Setting up a Pipeline
Again, we'll list some boilerplate imports first.
import numpy as np
import pandas as pd
import matplotlib.pylab as plt
from sklearn.linear_model import LinearRegression
from sklearn.pipeline import Pipeline, FeatureUnion
from sklearn.preprocessing import OneHotEncoder, StandardScaler
from sklearn.metrics import mean_absolute_error, mean_squared_error
from sklego.datasets import load_chicken
from sklego.preprocessing import ColumnSelector
df = load_chicken(as_frame=True)
def plot_model(model):
df = load_chicken(as_frame=True)
model.fit(df[['diet', 'time']], df['weight'])
metric_df = df[['diet', 'time', 'weight']].assign(pred=lambda d: model.predict(d[['diet', 'time']]))

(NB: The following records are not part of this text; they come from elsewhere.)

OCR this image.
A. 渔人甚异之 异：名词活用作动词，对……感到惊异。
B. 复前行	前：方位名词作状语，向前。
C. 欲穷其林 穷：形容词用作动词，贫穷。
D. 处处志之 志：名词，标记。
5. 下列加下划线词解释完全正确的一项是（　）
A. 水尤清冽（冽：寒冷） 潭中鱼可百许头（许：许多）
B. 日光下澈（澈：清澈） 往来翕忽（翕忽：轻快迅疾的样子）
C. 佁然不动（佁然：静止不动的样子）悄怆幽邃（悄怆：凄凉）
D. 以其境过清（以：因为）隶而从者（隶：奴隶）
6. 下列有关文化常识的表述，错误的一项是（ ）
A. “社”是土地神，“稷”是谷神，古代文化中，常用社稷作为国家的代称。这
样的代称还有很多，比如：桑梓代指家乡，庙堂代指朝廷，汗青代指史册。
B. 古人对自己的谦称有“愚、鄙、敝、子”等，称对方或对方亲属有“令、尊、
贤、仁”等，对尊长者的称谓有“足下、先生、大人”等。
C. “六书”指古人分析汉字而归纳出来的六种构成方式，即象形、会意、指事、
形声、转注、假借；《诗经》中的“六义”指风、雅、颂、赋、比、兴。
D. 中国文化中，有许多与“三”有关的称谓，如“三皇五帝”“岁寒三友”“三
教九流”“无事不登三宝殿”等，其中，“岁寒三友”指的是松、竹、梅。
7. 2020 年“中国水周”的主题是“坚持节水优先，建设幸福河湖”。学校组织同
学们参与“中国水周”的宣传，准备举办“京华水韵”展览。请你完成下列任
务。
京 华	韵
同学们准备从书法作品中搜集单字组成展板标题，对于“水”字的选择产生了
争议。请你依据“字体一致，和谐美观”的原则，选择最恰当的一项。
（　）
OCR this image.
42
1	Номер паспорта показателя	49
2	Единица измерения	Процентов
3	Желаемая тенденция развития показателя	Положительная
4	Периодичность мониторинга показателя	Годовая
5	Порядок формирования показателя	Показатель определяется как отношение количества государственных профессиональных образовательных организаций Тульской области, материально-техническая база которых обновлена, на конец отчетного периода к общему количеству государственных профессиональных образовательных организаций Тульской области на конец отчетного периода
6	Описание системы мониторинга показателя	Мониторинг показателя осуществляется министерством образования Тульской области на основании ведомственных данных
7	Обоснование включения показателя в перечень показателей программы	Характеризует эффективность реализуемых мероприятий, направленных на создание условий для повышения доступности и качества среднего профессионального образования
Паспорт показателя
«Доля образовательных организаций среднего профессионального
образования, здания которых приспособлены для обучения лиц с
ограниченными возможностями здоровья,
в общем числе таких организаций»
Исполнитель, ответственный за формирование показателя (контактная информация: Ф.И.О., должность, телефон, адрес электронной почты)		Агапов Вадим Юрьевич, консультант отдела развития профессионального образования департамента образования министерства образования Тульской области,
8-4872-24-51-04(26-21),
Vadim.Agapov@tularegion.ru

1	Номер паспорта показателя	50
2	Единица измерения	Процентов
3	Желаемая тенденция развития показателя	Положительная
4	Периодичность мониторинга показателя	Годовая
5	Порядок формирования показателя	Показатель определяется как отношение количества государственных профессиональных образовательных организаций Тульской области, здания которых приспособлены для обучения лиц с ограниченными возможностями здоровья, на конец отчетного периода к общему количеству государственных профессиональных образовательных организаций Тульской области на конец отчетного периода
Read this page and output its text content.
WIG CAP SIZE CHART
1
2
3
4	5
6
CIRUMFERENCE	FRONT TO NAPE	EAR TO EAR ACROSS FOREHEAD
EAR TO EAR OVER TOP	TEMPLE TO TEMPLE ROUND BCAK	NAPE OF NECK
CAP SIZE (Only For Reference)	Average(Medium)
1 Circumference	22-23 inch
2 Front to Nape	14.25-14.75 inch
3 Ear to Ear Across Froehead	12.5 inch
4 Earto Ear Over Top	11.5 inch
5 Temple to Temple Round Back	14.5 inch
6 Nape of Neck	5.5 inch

metric = mean_absolute_error(metric_df['weight'], metric_df['pred'])
plt.figure(figsize=(12, 4))
# plt.scatter(df['time'], df['weight'])
for i in [1, 2, 3, 4]:
pltr = metric_df[['time', 'diet', 'pred']].drop_duplicates().loc[lambda d: d['diet'] == i]
plt.plot(pltr['time'], pltr['pred'], color='.rbgy'[i])
plt.title(f"linear model per group, MAE: {np.round(metric, 2)}");
To see the effect of using the "diet" as a one-hot encoded vector
you can run this pipeline. Note that the ColumnSelector
is a tool from scikit-lego.
feature_pipeline = Pipeline([
("datagrab", FeatureUnion([
("discrete", Pipeline([
("grab", ColumnSelector("diet")),
("encode", OneHotEncoder(categories="auto", sparse=False))
])),
("continuous", Pipeline([
("grab", ColumnSelector("time")),
("standardize", StandardScaler())
]))
]))
])
pipe = Pipeline([
("transform", feature_pipeline),
("model", LinearRegression())
])
plot_model(pipe)
Using a GroupedPredictor
to predict per group
To run a model for each diet instead, you can run:
from sklego.meta import GroupedPredictor
mod = GroupedPredictor(LinearRegression(), groups=["diet"])
plot_model(mod)
Note how each line has it's own intercept and slope.